Las horas en el campamento de la Caravana Migrante se alargan. Muchas veces, durante la travesía, ha caído el aburrimiento: llega “en los tráilers, en el camino, aquí mismo”, dice Jairo Pleitez, un niño con una sonrisa que expone sus dientes frontales. El sol quema.
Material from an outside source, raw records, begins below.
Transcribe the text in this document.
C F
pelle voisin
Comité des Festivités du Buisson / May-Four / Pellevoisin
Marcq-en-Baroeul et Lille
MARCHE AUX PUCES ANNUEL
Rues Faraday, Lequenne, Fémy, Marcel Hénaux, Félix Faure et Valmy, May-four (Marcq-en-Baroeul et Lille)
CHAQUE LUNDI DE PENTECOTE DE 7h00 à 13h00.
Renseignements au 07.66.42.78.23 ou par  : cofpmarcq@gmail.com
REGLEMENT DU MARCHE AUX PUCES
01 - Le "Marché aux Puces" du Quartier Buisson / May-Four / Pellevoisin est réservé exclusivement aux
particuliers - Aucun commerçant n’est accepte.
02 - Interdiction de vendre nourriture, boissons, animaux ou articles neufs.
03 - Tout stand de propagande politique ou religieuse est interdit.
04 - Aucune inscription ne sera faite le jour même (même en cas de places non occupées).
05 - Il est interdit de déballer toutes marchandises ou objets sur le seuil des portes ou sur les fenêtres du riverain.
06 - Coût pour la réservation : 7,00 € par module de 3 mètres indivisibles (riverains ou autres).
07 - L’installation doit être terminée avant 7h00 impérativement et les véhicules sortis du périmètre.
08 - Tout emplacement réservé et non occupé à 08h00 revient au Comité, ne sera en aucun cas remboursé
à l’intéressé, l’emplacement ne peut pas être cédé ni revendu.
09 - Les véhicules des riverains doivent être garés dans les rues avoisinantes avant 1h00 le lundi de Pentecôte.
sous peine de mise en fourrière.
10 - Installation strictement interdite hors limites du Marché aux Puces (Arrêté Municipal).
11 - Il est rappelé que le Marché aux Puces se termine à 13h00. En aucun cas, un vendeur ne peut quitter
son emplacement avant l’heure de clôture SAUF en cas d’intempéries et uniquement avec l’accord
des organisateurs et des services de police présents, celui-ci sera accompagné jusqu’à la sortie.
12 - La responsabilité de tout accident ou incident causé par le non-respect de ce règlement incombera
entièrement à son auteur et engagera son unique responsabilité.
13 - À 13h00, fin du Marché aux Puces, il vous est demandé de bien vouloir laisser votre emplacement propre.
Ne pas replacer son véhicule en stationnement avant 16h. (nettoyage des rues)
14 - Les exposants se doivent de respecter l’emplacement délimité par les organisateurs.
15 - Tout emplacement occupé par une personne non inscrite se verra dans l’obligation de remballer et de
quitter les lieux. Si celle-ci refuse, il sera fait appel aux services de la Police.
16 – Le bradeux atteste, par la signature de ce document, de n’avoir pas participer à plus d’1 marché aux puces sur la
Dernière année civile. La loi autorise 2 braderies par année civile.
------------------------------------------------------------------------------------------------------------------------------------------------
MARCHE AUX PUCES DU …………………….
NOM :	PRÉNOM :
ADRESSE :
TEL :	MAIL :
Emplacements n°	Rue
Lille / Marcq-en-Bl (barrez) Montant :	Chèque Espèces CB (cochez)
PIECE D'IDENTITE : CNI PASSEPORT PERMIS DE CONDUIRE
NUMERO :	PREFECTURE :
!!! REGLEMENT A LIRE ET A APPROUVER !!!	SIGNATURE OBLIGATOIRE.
Salvo en las gradas y en las carpas, no hay lugares donde refresque la sombra en el albergue temporal para inmigrantes del estadio Jesús Martínez Palillo, de la delegación Iztacalco.
Chepe, un cachorro de chihuahua, salta en círculos como un juguete de cuerda. “¡Eh!”, le grita Jairo Pleitez, ejerciendo presión sobre la correa. “¡Anda todo loco y yo no sé porqué!”. El perro ladra, como si protestara.
Jairo y Chepe viajan juntos desde Ocotepeque, un departamento de mil 630 kilómetros cuadrados en el occidente de Honduras.
Este es un viaje largo, agotado. Chepito me acompaña desde el mero principio”, dice Jairo, que parece mantener el buen ánimo: cada frase la remata con una risa aguda.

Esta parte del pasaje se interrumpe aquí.